J&J's Wanda Bryant Hope to Women of Color in Pharma: You Can Be Everyday Heroes

By Carolynn Johnson and Sheryl Estrada

Women of Color in Pharma (WOCIP) hosted its first annual national conference in Princeton, N.J., on Nov. 6. As keynote speaker, Wanda Bryant Hope, chief diversity officer for Johnson & Johnson (No. 5 on the Fair360, formerly DiversityInc Top 50 Companies list), encouraged the almost 300 women in attendance to be industry leaders.


Hope said they could be an “everyday hero” by preparing the next generation.

“We have a responsibility as women of color to really bring forth this next generation — mentoring, sponsoring,” she said. “Reaching down, not only to other levels of our organization, but to kids that are in school, in high school, in college, and helping to bring them into this industry.”

Women are influencers or “chief medical officers” of families and make important decisions when it comes to healthcare, she said.

“A study recently done by the Center for Talent Innovation showed us that women are, in fact, the chief medical officers of our families,” Hope explained, “and are making more than 90 percent of the decisions for ourselves and those under the age of 18, and making more than 55 percent of all healthcare decisions that happen in this country.”

Hope also offered statistics revealing that “by the year 2047, people that look like us will be the majority in this country. And we’re expected to grow by 2050 to a population of about 193 million people.”

“With that size comes enormous purchasing power,” she said.

However, the healthcare industry has not yet shifted its focus.

“You would think that with that growing size and that enormous purchasing power that our healthcare industry would be hyper-focused on people of color and on women. Yet, we are not.

“I’m going to highlight a joint commissions report that was published in April 2015. People of color receive significantly less cardiovascular interventions, significantly less renal transplants, than white people in this country.

“Black women and Hispanic women battling breast cancer are diagnosed at significantly later stages of cancer. We are 40 percent more likely to receive treatments that are not in line with guidelines and, we know, die at a higher rate than white women from breast cancer.

“Women and people of color receive less pain medication than white men in this country. And, people of color are readily blamed for being passive about their healthcare and leading the poor healthcare decisions in this country. This is a national crisis.”

She told the members of WOCIP, an organization that fosters the development of Black and Latina women in the pharmaceutical industry, they could make a difference.

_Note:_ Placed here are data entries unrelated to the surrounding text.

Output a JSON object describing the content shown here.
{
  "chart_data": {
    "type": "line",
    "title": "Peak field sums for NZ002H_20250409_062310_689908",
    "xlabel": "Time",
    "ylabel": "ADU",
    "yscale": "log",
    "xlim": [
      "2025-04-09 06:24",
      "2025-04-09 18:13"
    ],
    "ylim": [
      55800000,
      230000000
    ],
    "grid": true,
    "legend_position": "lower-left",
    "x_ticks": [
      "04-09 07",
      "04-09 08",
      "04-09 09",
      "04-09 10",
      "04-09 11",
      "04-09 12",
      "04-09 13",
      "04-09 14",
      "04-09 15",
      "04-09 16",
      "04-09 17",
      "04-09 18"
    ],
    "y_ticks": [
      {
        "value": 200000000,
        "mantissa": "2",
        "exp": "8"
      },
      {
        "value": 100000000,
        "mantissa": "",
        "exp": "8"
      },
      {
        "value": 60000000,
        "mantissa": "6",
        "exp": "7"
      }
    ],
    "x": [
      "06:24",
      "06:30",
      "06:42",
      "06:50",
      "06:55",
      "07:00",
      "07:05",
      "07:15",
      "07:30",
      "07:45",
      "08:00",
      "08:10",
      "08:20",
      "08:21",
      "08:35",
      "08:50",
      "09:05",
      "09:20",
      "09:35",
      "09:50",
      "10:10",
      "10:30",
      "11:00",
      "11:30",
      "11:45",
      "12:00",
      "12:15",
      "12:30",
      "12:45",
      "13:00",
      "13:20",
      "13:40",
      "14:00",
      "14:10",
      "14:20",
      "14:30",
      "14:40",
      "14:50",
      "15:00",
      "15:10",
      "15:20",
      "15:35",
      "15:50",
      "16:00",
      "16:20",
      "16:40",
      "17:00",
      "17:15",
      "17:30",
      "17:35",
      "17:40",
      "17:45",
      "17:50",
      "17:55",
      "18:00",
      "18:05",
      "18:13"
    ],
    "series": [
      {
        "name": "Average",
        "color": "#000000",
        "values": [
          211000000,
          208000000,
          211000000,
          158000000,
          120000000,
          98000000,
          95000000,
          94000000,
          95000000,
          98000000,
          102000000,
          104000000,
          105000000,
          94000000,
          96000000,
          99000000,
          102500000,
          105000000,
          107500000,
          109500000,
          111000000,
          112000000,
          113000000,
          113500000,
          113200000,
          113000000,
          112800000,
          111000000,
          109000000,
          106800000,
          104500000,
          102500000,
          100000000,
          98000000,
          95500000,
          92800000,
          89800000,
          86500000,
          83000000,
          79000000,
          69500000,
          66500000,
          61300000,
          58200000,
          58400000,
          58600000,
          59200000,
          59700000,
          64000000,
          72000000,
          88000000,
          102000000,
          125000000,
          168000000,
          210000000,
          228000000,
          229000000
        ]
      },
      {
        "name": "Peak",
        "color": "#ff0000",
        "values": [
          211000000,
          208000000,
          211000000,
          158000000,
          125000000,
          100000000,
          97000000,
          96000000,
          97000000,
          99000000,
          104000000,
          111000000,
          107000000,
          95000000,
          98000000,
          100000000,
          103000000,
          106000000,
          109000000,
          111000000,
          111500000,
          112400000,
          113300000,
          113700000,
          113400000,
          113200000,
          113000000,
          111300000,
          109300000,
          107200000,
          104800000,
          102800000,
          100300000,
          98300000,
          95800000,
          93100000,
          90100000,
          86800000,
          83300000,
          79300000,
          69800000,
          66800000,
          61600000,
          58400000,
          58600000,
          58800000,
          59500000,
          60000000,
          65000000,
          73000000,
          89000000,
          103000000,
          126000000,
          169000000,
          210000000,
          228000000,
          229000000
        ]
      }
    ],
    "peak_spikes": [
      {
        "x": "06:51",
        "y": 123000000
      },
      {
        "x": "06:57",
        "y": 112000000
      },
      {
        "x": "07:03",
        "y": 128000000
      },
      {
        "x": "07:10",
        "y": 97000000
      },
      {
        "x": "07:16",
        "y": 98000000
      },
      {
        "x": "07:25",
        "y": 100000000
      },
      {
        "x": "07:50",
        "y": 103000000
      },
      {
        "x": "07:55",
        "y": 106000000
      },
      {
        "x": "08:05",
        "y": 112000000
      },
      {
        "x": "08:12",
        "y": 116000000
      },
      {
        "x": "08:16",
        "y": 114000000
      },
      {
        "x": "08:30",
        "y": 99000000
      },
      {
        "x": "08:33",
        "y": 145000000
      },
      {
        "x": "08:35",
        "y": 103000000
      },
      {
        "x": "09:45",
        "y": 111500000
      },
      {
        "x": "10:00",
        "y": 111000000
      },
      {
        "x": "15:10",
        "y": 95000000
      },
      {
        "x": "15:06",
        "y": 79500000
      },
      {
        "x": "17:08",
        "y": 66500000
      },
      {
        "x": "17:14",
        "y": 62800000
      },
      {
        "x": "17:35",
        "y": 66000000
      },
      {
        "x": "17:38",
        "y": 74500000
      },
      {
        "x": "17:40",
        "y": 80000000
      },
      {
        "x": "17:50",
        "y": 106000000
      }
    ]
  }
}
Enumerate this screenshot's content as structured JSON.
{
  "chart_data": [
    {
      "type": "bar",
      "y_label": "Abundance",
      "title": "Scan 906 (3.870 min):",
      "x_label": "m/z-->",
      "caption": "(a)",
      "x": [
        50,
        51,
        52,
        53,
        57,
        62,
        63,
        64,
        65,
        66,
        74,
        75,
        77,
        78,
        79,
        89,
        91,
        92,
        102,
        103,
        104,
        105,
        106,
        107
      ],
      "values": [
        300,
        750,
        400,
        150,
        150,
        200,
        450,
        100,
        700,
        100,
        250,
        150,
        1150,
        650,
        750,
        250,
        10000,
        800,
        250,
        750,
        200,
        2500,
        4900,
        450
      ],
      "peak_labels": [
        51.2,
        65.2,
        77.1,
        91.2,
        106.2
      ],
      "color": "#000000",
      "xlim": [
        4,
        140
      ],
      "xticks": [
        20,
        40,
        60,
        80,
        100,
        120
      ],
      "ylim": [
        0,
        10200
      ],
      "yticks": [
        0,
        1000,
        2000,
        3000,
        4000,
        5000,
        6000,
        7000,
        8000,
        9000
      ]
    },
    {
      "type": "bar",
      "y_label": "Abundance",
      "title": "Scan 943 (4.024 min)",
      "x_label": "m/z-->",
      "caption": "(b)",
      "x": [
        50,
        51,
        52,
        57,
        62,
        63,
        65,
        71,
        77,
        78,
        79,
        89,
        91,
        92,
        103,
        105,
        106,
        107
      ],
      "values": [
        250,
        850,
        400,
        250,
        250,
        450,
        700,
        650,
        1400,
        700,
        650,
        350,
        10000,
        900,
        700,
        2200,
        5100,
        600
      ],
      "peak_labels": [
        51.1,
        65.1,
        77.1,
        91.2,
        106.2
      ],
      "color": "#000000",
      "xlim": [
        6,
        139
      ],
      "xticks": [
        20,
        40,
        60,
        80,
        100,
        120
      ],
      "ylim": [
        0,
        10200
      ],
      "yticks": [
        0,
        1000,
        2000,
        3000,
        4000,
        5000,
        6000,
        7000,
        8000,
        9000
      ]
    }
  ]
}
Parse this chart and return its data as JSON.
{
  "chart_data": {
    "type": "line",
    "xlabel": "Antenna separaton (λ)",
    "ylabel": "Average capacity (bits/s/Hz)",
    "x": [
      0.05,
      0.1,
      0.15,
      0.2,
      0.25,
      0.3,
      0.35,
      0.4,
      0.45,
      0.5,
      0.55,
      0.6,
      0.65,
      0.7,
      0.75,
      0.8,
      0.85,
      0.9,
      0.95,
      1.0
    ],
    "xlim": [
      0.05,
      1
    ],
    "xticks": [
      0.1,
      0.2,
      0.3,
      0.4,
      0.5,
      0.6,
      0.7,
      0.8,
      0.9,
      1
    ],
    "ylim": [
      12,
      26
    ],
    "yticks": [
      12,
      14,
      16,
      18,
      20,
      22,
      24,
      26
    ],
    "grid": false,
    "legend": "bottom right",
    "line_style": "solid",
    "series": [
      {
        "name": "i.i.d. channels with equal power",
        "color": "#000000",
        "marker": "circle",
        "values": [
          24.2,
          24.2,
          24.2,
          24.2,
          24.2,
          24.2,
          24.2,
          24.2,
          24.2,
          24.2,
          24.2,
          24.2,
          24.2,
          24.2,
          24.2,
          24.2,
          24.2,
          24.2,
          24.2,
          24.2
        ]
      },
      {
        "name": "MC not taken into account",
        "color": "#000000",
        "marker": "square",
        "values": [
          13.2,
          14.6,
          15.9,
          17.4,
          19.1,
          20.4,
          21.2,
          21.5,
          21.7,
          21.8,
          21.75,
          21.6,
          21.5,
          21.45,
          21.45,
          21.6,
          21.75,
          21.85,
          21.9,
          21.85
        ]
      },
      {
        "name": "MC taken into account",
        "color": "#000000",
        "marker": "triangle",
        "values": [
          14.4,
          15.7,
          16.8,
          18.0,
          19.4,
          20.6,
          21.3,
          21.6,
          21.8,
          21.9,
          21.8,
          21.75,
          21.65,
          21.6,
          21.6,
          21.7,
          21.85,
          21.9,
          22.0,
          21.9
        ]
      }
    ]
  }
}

“We can make a significant impact in our industry just by telling our own stories and educating our companies around the differences that we bring to the table. That can help us, all of us, to really develop innovative solutions that can truly start to have an impact on these healthcare disparities.

“If we think back to my mom and her generation, they did whatever was necessary to create a better world for all of us. And we have the opportunity to use our power, our influence, in our everyday jobs.”

Hope said that it was the activism of her mother, Tillie Bing Bryant, as a college student in South Carolina during the civil rights movement that inspired her current career.

“I grew up learning about the value of fairness and equality and diversity and inclusion in our lives in our neighborhoods, in our society as a whole,” she said.

She added that the lessons carried over into her business life, helping her to become successful. Hope also thanked her mother.

“I am really proud of my mom, who’s here with me today,” she said, surprising the audience.

“I just want to say thank you for your courage and your bravery and for all that you did to create a much better world for everybody here in this room.”

Bryant received the WOCIP’s Legacy Trailblazer Award.

Women of Color in Pharma (WOCIP) is a 501(c) (6) nonprofit corporation founded in March 2015 by Charlotte Jones-Burton, M.D., M.S. and Patricia Cornet, M.A.